While students will construct their own animating questions, some possible examples include:
- Could a borderless world exist?
- How is globalization connected to both migrations and immobility?
- How do migrations and racism intersect?
- Are cities becoming the new refugee camps?
- Do natural disasters trigger migrations and displacements?
- Is world history a story of human migrations?
- Is there such a genre as migrant literature?
- Where do art and migration meet?
The Thematic Inquiry course, which meets once a week, provides a balance of introduction to theories of migration, case studies, film screenings and discussions, and online artistic debates.
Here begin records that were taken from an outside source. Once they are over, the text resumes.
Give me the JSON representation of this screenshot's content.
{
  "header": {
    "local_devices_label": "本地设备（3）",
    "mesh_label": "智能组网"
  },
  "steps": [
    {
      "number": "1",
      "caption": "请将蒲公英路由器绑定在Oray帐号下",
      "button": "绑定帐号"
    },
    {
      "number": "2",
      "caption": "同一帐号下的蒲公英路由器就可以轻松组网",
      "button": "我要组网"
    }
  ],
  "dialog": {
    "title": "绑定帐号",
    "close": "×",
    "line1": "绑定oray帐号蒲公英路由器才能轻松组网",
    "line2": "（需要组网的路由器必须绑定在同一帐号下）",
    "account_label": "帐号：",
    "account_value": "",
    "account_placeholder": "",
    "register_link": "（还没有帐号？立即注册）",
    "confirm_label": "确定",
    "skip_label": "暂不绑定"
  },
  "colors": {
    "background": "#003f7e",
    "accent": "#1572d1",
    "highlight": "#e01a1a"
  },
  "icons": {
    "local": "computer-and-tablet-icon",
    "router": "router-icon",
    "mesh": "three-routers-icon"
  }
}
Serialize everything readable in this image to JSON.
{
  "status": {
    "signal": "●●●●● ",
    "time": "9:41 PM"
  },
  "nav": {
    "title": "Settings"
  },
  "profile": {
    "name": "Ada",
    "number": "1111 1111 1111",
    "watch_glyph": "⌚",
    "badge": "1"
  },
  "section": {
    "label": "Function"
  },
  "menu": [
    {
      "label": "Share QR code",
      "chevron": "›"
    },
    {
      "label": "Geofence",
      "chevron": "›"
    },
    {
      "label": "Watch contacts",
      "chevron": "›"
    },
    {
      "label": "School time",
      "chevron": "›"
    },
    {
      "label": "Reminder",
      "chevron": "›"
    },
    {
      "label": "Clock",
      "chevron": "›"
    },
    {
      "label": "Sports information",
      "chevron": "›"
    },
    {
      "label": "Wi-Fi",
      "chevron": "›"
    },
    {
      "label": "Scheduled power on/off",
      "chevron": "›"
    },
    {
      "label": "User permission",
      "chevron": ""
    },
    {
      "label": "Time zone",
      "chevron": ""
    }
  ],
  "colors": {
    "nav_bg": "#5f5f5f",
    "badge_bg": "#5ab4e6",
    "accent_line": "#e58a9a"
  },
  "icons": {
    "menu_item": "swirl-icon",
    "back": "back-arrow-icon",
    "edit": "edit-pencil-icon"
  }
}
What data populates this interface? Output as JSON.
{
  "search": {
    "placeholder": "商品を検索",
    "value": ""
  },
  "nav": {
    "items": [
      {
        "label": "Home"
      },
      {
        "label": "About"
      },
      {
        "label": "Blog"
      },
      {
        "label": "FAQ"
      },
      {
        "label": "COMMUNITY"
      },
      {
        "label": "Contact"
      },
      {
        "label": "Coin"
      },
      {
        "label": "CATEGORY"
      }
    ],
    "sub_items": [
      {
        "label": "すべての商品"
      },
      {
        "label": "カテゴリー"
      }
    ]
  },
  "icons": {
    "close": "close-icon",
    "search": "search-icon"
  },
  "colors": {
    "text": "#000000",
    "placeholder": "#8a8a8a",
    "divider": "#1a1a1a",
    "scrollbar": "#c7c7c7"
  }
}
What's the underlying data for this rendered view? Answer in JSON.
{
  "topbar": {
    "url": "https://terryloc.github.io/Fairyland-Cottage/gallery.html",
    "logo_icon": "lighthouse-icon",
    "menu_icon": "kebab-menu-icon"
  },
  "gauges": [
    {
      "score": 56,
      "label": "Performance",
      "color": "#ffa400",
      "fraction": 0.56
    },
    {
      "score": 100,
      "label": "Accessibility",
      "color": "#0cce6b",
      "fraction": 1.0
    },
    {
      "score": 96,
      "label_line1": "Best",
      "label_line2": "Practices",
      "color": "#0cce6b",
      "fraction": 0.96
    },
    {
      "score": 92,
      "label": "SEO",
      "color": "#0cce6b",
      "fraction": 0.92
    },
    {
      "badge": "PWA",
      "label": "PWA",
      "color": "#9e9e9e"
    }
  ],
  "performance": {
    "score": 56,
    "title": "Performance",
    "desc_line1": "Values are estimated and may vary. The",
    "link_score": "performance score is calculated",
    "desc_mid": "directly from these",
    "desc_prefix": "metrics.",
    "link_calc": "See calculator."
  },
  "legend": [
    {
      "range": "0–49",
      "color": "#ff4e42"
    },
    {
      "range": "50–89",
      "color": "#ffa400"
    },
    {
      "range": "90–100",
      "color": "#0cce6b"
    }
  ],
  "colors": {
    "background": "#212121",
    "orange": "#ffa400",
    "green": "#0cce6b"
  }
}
The course will be taught by the Pathway coordinator and will include numerous guest lectures by core Pathway faculty, other Connecticut College faculty and guest experts.
Students will have the opportunity to study abroad, to complete related internships and to work with local partner organizations.
The School for International Training (SIT) offers three study away programs that focus on migration and refugee issues: Migration, Borders, and Transnational Communities (Mexico), Migration and Transnational Identity (Morocco and the Netherlands), and New African Diasporas: Transnational Communities, Culture and Economies (multi-sited program taking place in Atlanta, Georgia, as well as in Senegal, Italy, and France).
Additionally, the coordinator of the MDI Pathway is currently proposing a SATA Program in French Guiana, where 40 percent of the population is of foreign origin. The University of Guyane opened an English department that would facilitate the inclusion of non-French-speaking students. This SATA program would focus on issues related to migrations as well as environmental questions.
Students will be encouraged to pursue an internship with an NGO or humanitarian organization, like the Red Cross or Amnesty International; refugee camps; immigrant rights organizations; or nonprofit human rights organizations. Students will be prepared to undertake these internships on an ethical level after taking the Thematic Inquiry course.